The coverage increases were felt most keenly between 2013 and 2016, when many of the ACA’s key tenets were carried out, including Medicaid expansion and the launch of the exchanges, according to the study.

Before the ACA, adolescents in low-income households often aged out of eligibility for public health insurance coverage through Medicaid or the Children’s Health Insurance Program as they entered adulthood,” the researchers wrote. “Further, young adults’ employment patterns made them less likely than older adults to have an offer of employer-sponsored insurance coverage.”

States that expanded Medicaid saw greater declines in the number of young people without insurance, the study found.

On average, the uninsured rates among young people declined from nearly 28% in 2011 to 11% in 2018, according to the analysis. In non-expansion states, however, the uninsured rate decreased from about 33% to nearly 21%.

In expansion states, Medicaid enrollment for people aged 19 to 25 rose from 12% in 2011 to close to 21%, according to the study, while enrollment in non-expansion states remained flat.

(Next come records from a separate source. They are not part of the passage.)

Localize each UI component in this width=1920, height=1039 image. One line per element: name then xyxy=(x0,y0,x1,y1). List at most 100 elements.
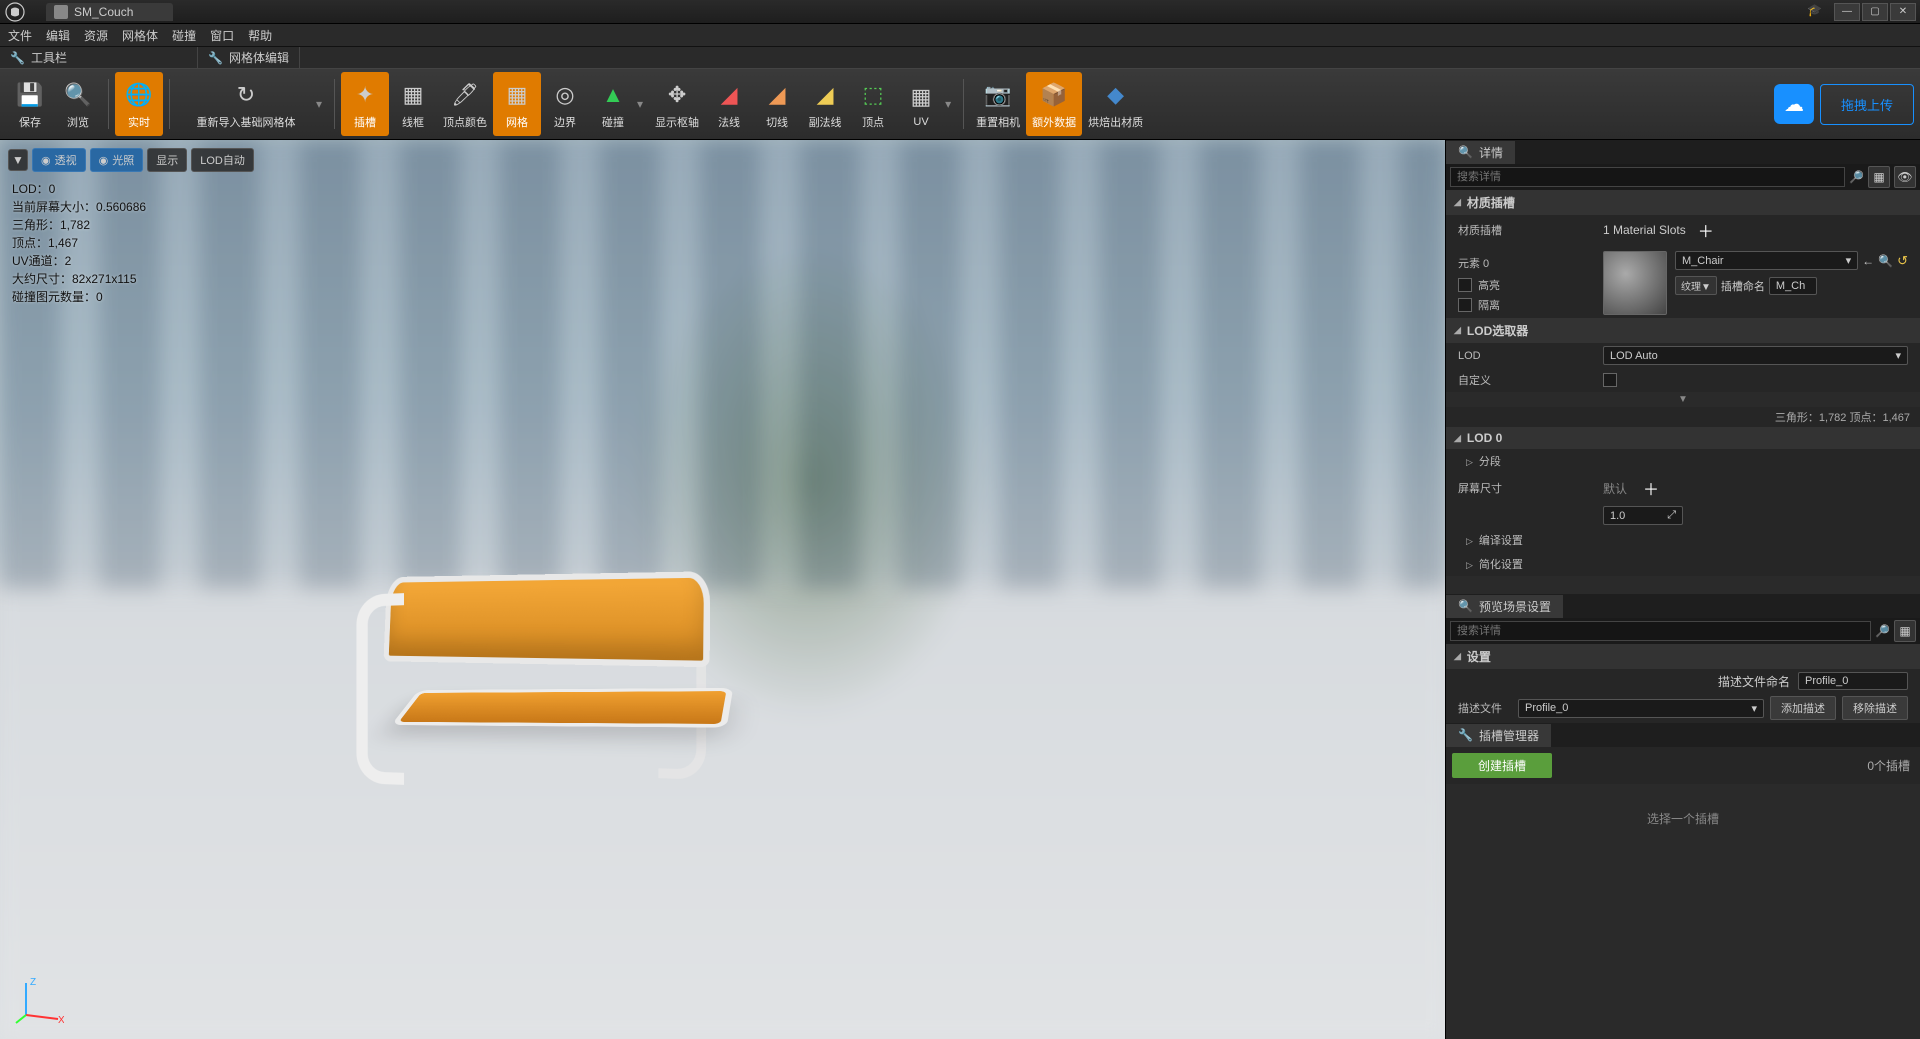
bounds-button[interactable]: ◎边界 xyxy=(541,72,589,136)
profile-combo[interactable]: Profile_0▾ xyxy=(1518,699,1764,718)
menu-collision[interactable]: 碰撞 xyxy=(172,27,196,44)
normals-icon: ◢ xyxy=(713,79,745,111)
sockets-button[interactable]: ✦插槽 xyxy=(341,72,389,136)
uv-button[interactable]: ▦UV xyxy=(897,72,945,136)
screen-size-field[interactable]: 1.0⤢ xyxy=(1603,506,1683,525)
screen-size-row: 屏幕尺寸 默认 ＋ xyxy=(1446,473,1920,503)
extra-data-button[interactable]: 📦额外数据 xyxy=(1026,72,1082,136)
isolate-label: 隔离 xyxy=(1478,297,1500,313)
material-slots-header[interactable]: 材质插槽 xyxy=(1446,190,1920,215)
vertices-button[interactable]: ⬚顶点 xyxy=(849,72,897,136)
details-search-input[interactable] xyxy=(1450,167,1845,187)
details-search-row: 🔎 ▦ 👁 xyxy=(1446,164,1920,190)
wireframe-button[interactable]: ▦线框 xyxy=(389,72,437,136)
preview-tab-bar: 🔍 预览场景设置 xyxy=(1446,594,1920,618)
bake-material-button[interactable]: ◆烘焙出材质 xyxy=(1082,72,1149,136)
window-tab[interactable]: SM_Couch xyxy=(46,3,173,21)
slot-name-field[interactable]: M_Ch xyxy=(1769,277,1817,295)
reduce-settings-header[interactable]: 简化设置 xyxy=(1446,552,1920,576)
find-in-browser-icon[interactable]: 🔍 xyxy=(1878,254,1893,268)
preview-search-input[interactable] xyxy=(1450,621,1871,641)
menu-edit[interactable]: 编辑 xyxy=(46,27,70,44)
material-thumbnail[interactable] xyxy=(1603,251,1667,315)
profile-name-label: 描述文件命名 xyxy=(1718,673,1790,690)
binormals-button[interactable]: ◢副法线 xyxy=(801,72,849,136)
lod-auto-button[interactable]: LOD自动 xyxy=(191,148,254,172)
highlight-checkbox[interactable] xyxy=(1458,278,1472,292)
menu-file[interactable]: 文件 xyxy=(8,27,32,44)
socket-icon: ✦ xyxy=(349,79,381,111)
matrix-view-icon[interactable]: ▦ xyxy=(1894,620,1916,642)
realtime-button[interactable]: 🌐实时 xyxy=(115,72,163,136)
dropdown-arrow-icon[interactable]: ▾ xyxy=(945,97,951,111)
axis-gizmo[interactable]: Z X xyxy=(14,975,64,1025)
toolbar-divider xyxy=(334,79,335,129)
build-settings-header[interactable]: 编译设置 xyxy=(1446,528,1920,552)
socket-tab-bar: 🔧 插槽管理器 xyxy=(1446,723,1920,747)
add-material-slot-button[interactable]: ＋ xyxy=(1692,218,1720,242)
menu-window[interactable]: 窗口 xyxy=(210,27,234,44)
stat-triangles: 三角形：1,782 xyxy=(12,216,146,234)
texture-button[interactable]: 纹理▼ xyxy=(1675,276,1717,295)
save-button[interactable]: 💾保存 xyxy=(6,72,54,136)
dropdown-arrow-icon[interactable]: ▾ xyxy=(316,97,322,111)
maximize-button[interactable]: ▢ xyxy=(1862,3,1888,21)
use-selected-icon[interactable]: ← xyxy=(1862,254,1874,268)
menu-asset[interactable]: 资源 xyxy=(84,27,108,44)
search-icon[interactable]: 🔎 xyxy=(1875,624,1890,638)
grid-button[interactable]: ▦网格 xyxy=(493,72,541,136)
minimize-button[interactable]: — xyxy=(1834,3,1860,21)
menu-mesh[interactable]: 网格体 xyxy=(122,27,158,44)
extra-data-icon: 📦 xyxy=(1038,79,1070,111)
lod-custom-checkbox[interactable] xyxy=(1603,373,1617,387)
close-button[interactable]: ✕ xyxy=(1890,3,1916,21)
search-icon[interactable]: 🔎 xyxy=(1849,170,1864,184)
material-element-row: 元素 0 高亮 隔离 M_Chair▾ ← 🔍 ↺ 纹理▼ 插槽命名 xyxy=(1446,245,1920,318)
upload-label: 拖拽上传 xyxy=(1820,84,1914,125)
profile-row: 描述文件 Profile_0▾ 添加描述 移除描述 xyxy=(1446,693,1920,723)
browse-button[interactable]: 🔍浏览 xyxy=(54,72,102,136)
perspective-button[interactable]: ◉ 透视 xyxy=(32,148,86,172)
vertex-color-button[interactable]: 🖊顶点颜色 xyxy=(437,72,493,136)
sections-header[interactable]: 分段 xyxy=(1446,449,1920,473)
normals-button[interactable]: ◢法线 xyxy=(705,72,753,136)
camera-icon: 📷 xyxy=(982,79,1014,111)
profile-name-field[interactable]: Profile_0 xyxy=(1798,672,1908,690)
settings-header[interactable]: 设置 xyxy=(1446,644,1920,669)
socket-tab[interactable]: 🔧 插槽管理器 xyxy=(1446,724,1551,747)
add-profile-button[interactable]: 添加描述 xyxy=(1770,696,1836,720)
collision-button[interactable]: ▲碰撞 xyxy=(589,72,637,136)
upload-button[interactable]: ☁ 拖拽上传 xyxy=(1774,84,1914,125)
pivot-button[interactable]: ✥显示枢轴 xyxy=(649,72,705,136)
expand-more-button[interactable]: ▼ xyxy=(1446,392,1920,407)
viewport[interactable]: ▼ ◉ 透视 ◉ 光照 显示 LOD自动 LOD：0 当前屏幕大小：0.5606… xyxy=(0,140,1445,1039)
create-socket-button[interactable]: 创建插槽 xyxy=(1452,753,1552,778)
academic-cap-icon[interactable]: 🎓 xyxy=(1807,3,1822,21)
matrix-view-icon[interactable]: ▦ xyxy=(1868,166,1890,188)
lod0-header[interactable]: LOD 0 xyxy=(1446,427,1920,449)
mesh-edit-label: 网格体编辑 xyxy=(229,49,289,66)
lod-combo[interactable]: LOD Auto▾ xyxy=(1603,346,1908,365)
show-button[interactable]: 显示 xyxy=(147,148,187,172)
lod-picker-header[interactable]: LOD选取器 xyxy=(1446,318,1920,343)
reset-icon[interactable]: ↺ xyxy=(1897,253,1908,269)
isolate-checkbox[interactable] xyxy=(1458,298,1472,312)
menu-help[interactable]: 帮助 xyxy=(248,27,272,44)
preview-tab[interactable]: 🔍 预览场景设置 xyxy=(1446,595,1563,618)
stat-approx-size: 大约尺寸：82x271x115 xyxy=(12,270,146,288)
lod-custom-row: 自定义 xyxy=(1446,368,1920,392)
eye-icon[interactable]: 👁 xyxy=(1894,166,1916,188)
lit-button[interactable]: ◉ 光照 xyxy=(90,148,144,172)
toolbar-header: 🔧 工具栏 🔧 网格体编辑 xyxy=(0,46,1920,68)
viewport-options-dropdown[interactable]: ▼ xyxy=(8,149,28,171)
wrench-icon: 🔧 xyxy=(10,51,25,65)
dropdown-arrow-icon[interactable]: ▾ xyxy=(637,97,643,111)
tangents-button[interactable]: ◢切线 xyxy=(753,72,801,136)
reimport-button[interactable]: ↻重新导入基础网格体 xyxy=(176,72,316,136)
material-slots-label: 材质插槽 xyxy=(1458,222,1603,238)
details-tab[interactable]: 🔍 详情 xyxy=(1446,141,1515,164)
add-screen-size-button[interactable]: ＋ xyxy=(1637,476,1665,500)
reset-camera-button[interactable]: 📷重置相机 xyxy=(970,72,1026,136)
material-combo[interactable]: M_Chair▾ xyxy=(1675,251,1858,270)
remove-profile-button[interactable]: 移除描述 xyxy=(1842,696,1908,720)
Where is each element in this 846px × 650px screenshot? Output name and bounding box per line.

Urban’s researchers estimate that Medicaid expansion is linked to a 3.6 percent point decline in uninsurance among young people overall, and had the highest impact on young Hispanic people. Uninsurance decreased by 6 percentage points among Hispanic young people, the study found, and that population had the largest uninsured rate prior to the ACA.

“The effects of Medicaid expansion on young adults’ health insurance coverage and health care access provide evidence of the initial pathways through which Medicaid expansions could improve young adults’ overall health and trajectories of health throughout adulthood,” the researchers wrote.

“Beyond coverage and access to preventive care, Medicaid expansion may affect young adults’ health care use in ways not examined in our report. Thus, ensuring young adults have health insurance coverage and access to affordable care is a critical first step toward long-term health,” they wrote.